The National Aeronautics and Space Administration (NASA) (US) is the agency of the United States government that is responsible for the nation’s civilian space program and for aeronautics and aerospace research.

President Dwight D. Eisenhower established the National Aeronautics and Space Administration (NASA) in 1958 with a distinctly civilian (rather than military) orientation encouraging peaceful applications in space science. The National Aeronautics and Space Act was passed on July 29, 1958, disestablishing NASA’s predecessor, the National Advisory Committee for Aeronautics (NACA). The new agency became operational on October 1, 1958.

Since that time, most U.S. space exploration efforts have been led by NASA, including the Apollo moon-landing missions, the Skylab space station, and later the Space Shuttle. Currently, NASA is supporting the International Space Station and is overseeing the development of the Orion Multi-Purpose Crew Vehicle and Commercial Crew vehicles.

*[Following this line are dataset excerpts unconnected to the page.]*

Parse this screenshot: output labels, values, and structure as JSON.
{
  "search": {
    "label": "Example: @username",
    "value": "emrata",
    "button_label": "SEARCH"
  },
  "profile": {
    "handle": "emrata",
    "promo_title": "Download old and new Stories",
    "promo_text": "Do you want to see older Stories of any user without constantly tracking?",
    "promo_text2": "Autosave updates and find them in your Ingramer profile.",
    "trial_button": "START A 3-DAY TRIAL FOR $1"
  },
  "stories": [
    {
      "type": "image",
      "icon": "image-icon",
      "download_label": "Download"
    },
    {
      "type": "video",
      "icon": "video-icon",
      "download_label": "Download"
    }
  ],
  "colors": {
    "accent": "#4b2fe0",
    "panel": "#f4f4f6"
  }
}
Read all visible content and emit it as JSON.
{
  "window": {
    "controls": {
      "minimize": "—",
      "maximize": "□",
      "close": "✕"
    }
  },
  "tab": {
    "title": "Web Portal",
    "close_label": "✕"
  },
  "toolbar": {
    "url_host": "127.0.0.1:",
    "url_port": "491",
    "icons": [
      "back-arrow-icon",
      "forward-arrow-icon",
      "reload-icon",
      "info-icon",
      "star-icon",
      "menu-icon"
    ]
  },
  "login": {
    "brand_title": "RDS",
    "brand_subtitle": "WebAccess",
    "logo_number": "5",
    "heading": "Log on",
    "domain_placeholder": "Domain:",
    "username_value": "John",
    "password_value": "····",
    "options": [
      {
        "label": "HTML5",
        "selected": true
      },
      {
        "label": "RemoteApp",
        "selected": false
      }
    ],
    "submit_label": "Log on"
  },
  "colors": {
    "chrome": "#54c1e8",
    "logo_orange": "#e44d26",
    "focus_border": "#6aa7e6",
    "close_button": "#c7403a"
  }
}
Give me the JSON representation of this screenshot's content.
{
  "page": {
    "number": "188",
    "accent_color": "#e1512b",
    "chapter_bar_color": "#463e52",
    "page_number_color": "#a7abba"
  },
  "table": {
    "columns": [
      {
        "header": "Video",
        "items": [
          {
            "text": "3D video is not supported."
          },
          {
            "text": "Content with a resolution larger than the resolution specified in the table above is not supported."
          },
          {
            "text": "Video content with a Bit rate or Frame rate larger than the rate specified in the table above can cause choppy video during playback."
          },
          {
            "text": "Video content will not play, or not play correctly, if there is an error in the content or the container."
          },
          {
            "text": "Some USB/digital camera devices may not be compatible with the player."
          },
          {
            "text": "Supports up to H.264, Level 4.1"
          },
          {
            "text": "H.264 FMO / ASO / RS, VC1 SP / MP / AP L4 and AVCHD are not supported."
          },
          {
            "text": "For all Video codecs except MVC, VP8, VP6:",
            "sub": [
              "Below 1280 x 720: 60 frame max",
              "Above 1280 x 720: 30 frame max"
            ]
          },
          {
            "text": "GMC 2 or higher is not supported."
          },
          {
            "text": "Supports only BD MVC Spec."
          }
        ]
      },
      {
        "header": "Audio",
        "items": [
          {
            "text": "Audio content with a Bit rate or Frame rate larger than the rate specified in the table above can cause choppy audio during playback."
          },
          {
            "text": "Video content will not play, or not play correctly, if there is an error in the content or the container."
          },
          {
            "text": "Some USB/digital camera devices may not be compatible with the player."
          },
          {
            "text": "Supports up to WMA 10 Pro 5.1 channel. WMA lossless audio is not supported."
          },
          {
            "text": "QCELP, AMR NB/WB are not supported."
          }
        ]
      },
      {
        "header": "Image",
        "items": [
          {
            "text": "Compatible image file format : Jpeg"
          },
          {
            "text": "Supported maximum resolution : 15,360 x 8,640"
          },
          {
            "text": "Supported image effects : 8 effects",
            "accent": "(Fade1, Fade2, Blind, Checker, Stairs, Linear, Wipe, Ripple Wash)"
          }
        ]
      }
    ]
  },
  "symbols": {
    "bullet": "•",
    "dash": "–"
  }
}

The agency is also responsible for the Launch Services Program (LSP) which provides oversight of launch operations and countdown management for unmanned NASA launches. Most recently, NASA announced a new Space Launch System that it said would take the agency’s astronauts farther into space than ever before and lay the cornerstone for future human space exploration efforts by the U.S.

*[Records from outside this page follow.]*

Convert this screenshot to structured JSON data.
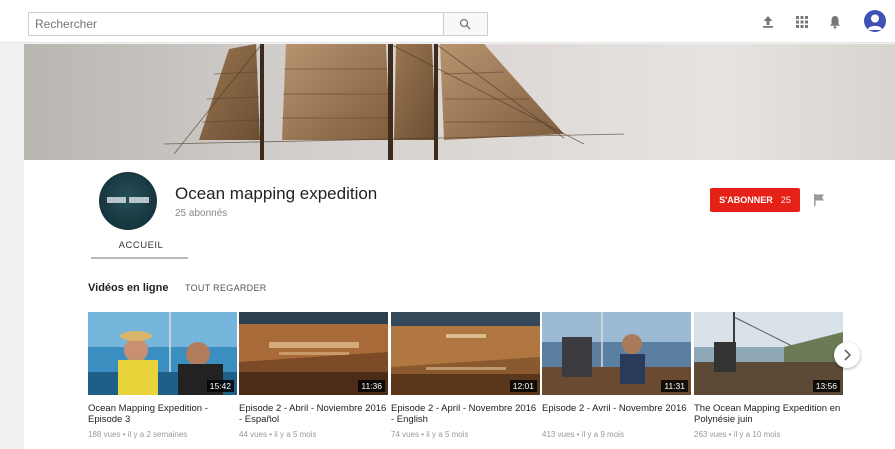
{
  "search": {
    "placeholder": "Rechercher"
  },
  "header_icons": [
    "upload-icon",
    "apps-grid-icon",
    "notifications-bell-icon",
    "account-avatar-icon"
  ],
  "channel": {
    "name": "Ocean mapping expedition",
    "subscribers": "25 abonnés",
    "subscribe_label": "S'ABONNER",
    "subscribe_count": "25"
  },
  "tabs": [
    {
      "label": "ACCUEIL"
    }
  ],
  "section": {
    "title": "Vidéos en ligne",
    "link": "TOUT REGARDER"
  },
  "videos": [
    {
      "title": "Ocean Mapping Expedition - Episode 3",
      "meta": "188 vues • il y a 2 semaines",
      "duration": "15:42"
    },
    {
      "title": "Episode 2 - Abril - Noviembre 2016 - Español",
      "meta": "44 vues • il y a 5 mois",
      "duration": "11:36"
    },
    {
      "title": "Episode 2 - April - Novembre 2016 - English",
      "meta": "74 vues • il y a 5 mois",
      "duration": "12:01"
    },
    {
      "title": "Episode 2 - Avril - Novembre 2016",
      "meta": "413 vues • il y a 9 mois",
      "duration": "11:31"
    },
    {
      "title": "The Ocean Mapping Expedition en Polynésie juin",
      "meta": "263 vues • il y a 10 mois",
      "duration": "13:56"
    }
  ],
  "colors": {
    "accent": "#e62117",
    "background": "#f1f1f1",
    "avatar": "#3f51b5"
  }
}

NASA science is focused on better understanding Earth through the Earth Observing System, advancing heliophysics through the efforts of the Science Mission Directorate’s Heliophysics Research Program, exploring bodies throughout the Solar System with advanced robotic missions such as New Horizons, and researching astrophysics topics, such as the Big Bang, through the Great Observatories [Hubble, Chandra, Spitzer, and associated programs. NASA shares data with various national and international organizations such as from the [JAXA] Greenhouse Gases Observing Satellite.